Stiffness, General.--This is often an adjunct of old age, and sometimes occurs in the young and middle-aged as the result of chills. In _neither_ case is it incurable, but for a cure _rest_ is a first necessity. If there be standing and working for twelve or fourteen hours a day, we should not expect a cure at all. Rest must be had, at least twelve hours out of the twenty-four, and it is well if sixteen or even eighteen hours' rest can be taken (_see_ Rest). Then there must be heating the spine with moist heat (_see_ Fomentation). This is done to revive the organs which supply oil to the joints, by giving fresh vitality to the roots of the nerves which control these organs. But the heating requisite to do this must be gently and persistently applied. An hour's gradual heating is worth far more than half-an-hour's _half-burning_. Then, after the spine fomentation, which must be applied in bed, rub (_see_ Massage) the back with hot olive oil for a considerable time--say half-an-hour, if the patient can bear it (_see_ Exercise). Then the joints may be similarly fomented and rubbed at another time, back and joints being treated, say, every other day. If there be costiveness, treat as in Constipation, and give easily digested food (_see_ Assimilation; Digestion; Nourishment). Such treatment daily should remove stiffness, even in very bad cases.

Stimulants.--_See_ Alcohol; Narcotics.

Stomach Trouble.--If you would cure thoroughly, you must first make sure that the skin is doing its part well. Very often indigestion arises from irritation of the stomach, caused by the impurities in the blood which arise from defective skin action.

With strong people, exercise causing perspiration will often suffice to cure, in other cases where exercise cannot be had the Soapy Blanket (_see_) is effective. After the blanket, give a warm, gentle rubbing with hot vinegar or diluted acetic acid; and, finally, a similar rubbing with warm olive oil. This rubbing may be given by itself, where the patient is too weak to endure the blanket, or where the lather cannot be well applied. Even the rubbing with oil alone will do much to cure.

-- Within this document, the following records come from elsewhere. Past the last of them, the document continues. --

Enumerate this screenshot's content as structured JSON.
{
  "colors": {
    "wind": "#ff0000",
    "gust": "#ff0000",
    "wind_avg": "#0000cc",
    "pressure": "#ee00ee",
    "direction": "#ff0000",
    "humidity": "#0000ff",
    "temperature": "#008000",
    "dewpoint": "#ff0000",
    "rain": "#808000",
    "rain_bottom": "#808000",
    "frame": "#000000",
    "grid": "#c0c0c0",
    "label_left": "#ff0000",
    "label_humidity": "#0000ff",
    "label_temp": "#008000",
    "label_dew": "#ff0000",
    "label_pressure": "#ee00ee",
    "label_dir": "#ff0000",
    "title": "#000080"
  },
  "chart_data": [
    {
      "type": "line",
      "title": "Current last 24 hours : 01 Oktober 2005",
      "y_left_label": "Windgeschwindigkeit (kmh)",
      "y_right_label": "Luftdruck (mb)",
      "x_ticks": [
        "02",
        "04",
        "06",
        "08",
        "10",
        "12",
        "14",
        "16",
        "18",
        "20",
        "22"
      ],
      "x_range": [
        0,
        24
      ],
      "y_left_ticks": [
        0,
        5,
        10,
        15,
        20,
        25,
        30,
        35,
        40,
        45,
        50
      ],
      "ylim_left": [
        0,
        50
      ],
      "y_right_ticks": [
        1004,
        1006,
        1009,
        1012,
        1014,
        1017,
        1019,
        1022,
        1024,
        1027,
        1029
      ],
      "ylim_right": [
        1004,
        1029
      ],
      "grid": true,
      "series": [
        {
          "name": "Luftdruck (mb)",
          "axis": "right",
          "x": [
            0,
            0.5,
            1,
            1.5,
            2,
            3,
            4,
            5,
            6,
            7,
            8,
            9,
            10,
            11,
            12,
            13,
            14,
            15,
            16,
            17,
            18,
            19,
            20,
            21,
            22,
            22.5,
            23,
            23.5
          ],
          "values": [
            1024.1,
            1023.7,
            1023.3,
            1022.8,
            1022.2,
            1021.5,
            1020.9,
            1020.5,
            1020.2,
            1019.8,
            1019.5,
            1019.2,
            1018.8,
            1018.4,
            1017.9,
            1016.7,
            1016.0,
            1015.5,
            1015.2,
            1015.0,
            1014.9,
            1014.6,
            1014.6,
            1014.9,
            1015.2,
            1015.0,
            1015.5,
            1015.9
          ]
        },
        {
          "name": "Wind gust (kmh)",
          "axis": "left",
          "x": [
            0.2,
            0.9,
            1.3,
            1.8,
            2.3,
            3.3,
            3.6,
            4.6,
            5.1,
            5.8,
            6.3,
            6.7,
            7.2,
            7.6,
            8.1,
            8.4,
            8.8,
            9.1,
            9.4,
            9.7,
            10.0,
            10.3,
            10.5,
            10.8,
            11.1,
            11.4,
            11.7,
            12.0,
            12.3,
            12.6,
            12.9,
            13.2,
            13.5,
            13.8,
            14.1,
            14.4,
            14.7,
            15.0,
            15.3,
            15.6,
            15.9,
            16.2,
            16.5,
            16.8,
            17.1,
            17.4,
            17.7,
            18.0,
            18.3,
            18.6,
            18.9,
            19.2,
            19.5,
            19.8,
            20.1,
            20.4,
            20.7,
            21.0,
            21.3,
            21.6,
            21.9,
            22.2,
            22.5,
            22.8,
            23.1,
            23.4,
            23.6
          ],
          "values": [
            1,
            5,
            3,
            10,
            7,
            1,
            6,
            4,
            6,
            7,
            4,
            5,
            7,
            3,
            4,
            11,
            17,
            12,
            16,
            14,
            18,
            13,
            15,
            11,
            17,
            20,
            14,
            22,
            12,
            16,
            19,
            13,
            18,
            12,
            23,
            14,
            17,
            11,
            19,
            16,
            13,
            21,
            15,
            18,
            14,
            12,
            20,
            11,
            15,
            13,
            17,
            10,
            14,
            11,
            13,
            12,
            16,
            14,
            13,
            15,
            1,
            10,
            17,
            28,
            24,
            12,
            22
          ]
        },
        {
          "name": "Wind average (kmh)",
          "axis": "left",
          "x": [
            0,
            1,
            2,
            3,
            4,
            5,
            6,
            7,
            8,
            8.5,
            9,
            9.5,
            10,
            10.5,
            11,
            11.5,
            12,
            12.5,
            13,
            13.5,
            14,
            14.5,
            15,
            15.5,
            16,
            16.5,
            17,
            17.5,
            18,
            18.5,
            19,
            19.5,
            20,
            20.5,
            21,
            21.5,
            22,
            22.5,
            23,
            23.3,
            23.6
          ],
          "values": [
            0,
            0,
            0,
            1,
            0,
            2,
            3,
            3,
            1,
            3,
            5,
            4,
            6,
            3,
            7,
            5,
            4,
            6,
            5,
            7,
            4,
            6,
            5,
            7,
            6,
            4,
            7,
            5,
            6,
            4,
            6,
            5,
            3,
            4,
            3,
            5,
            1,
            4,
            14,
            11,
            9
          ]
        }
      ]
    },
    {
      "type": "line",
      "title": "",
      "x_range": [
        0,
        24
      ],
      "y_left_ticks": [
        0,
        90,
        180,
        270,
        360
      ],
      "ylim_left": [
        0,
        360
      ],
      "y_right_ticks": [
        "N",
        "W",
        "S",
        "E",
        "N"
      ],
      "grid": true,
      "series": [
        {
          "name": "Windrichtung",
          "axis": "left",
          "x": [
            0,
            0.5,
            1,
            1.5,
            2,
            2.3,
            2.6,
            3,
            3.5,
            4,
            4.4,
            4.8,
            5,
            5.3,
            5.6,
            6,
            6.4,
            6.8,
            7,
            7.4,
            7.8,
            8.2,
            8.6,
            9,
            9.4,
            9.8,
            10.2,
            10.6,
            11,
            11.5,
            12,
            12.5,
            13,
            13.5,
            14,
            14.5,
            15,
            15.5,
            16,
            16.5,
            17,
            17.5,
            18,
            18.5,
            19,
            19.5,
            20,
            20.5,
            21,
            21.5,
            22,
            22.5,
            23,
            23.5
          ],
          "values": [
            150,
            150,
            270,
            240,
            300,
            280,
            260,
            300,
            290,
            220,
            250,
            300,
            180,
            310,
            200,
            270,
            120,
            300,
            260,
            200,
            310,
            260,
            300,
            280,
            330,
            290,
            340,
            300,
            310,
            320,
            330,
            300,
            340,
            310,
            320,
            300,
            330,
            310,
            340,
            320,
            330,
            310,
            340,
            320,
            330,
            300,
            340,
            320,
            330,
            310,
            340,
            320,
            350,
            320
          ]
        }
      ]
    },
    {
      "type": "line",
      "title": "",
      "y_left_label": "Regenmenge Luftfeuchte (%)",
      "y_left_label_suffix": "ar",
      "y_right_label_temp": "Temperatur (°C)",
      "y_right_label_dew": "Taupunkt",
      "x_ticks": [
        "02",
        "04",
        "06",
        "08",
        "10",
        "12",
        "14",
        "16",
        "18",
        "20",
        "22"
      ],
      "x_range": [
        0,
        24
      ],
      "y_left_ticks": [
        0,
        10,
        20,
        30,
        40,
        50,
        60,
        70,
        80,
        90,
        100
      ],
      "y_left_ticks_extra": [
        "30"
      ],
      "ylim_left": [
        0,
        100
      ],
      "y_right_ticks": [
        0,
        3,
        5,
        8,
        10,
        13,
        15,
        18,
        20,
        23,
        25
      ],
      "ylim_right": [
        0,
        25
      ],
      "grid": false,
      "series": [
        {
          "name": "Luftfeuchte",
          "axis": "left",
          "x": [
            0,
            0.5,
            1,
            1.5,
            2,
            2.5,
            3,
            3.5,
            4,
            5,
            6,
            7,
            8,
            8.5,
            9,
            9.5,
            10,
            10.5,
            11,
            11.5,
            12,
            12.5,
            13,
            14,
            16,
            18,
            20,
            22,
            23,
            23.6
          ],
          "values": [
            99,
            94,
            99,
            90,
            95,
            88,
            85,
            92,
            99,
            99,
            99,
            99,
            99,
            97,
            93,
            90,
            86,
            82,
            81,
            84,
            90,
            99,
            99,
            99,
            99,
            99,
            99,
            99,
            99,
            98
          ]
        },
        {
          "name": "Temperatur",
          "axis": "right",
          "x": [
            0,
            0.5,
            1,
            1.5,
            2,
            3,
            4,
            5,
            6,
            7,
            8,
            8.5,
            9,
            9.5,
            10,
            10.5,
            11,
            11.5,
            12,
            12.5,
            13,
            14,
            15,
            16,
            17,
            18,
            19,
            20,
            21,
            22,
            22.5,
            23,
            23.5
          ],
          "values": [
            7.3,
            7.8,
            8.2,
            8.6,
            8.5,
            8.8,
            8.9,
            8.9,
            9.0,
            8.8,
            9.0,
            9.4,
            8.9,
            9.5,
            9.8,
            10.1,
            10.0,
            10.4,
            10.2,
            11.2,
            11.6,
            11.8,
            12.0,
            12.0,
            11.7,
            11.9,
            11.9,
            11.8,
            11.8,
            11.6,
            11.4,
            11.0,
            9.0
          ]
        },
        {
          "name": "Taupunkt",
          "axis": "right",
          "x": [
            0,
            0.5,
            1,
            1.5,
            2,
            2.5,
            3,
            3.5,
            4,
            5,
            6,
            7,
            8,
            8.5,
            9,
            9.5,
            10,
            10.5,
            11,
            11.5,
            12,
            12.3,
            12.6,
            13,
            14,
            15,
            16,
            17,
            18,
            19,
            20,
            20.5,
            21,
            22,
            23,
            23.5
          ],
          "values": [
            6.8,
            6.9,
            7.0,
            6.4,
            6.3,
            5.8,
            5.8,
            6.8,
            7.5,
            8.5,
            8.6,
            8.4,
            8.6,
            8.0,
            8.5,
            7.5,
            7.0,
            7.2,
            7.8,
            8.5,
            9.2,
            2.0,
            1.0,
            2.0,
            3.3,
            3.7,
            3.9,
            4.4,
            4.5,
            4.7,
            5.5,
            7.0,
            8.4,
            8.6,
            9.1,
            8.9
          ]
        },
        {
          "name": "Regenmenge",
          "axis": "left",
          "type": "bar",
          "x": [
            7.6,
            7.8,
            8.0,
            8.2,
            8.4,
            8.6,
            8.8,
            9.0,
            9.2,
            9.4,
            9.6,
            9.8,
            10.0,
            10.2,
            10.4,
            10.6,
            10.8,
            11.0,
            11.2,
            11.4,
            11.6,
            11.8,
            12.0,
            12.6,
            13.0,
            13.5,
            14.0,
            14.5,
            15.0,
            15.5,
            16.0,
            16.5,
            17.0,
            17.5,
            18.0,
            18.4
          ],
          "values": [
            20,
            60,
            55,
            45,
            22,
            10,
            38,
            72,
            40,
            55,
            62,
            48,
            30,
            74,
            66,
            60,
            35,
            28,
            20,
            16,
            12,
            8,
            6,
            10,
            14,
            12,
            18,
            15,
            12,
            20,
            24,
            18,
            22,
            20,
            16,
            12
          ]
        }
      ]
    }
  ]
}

The problem in this case is to remove from the blood the irritating waste which is inflaming the stomach, and this is better done by cleansing and stimulating the skin than by means of drastic drugs. A lazy man will swallow a peck of pills rather than go through an ordeal of cleansing like this, but in that case he need not be surprised if his poor stomach become only poorer still, while his purse will not get any heavier. Besides this cleansing, take sips of hot water as recommended under Indigestion. A very plain and sparing diet should be taken, and great attention given to chewing all food till reduced to a liquid. For it must be remembered that the majority of stomach troubles have their origin in abuse of this organ, through overloading with food, or other dietetic errors. _See_ Diet; Assimilation; Biscuits and Water; Constipation; Cramp in Stomach; Diarrhoea; Digestion; Flatulence; Indigestion; Weariness.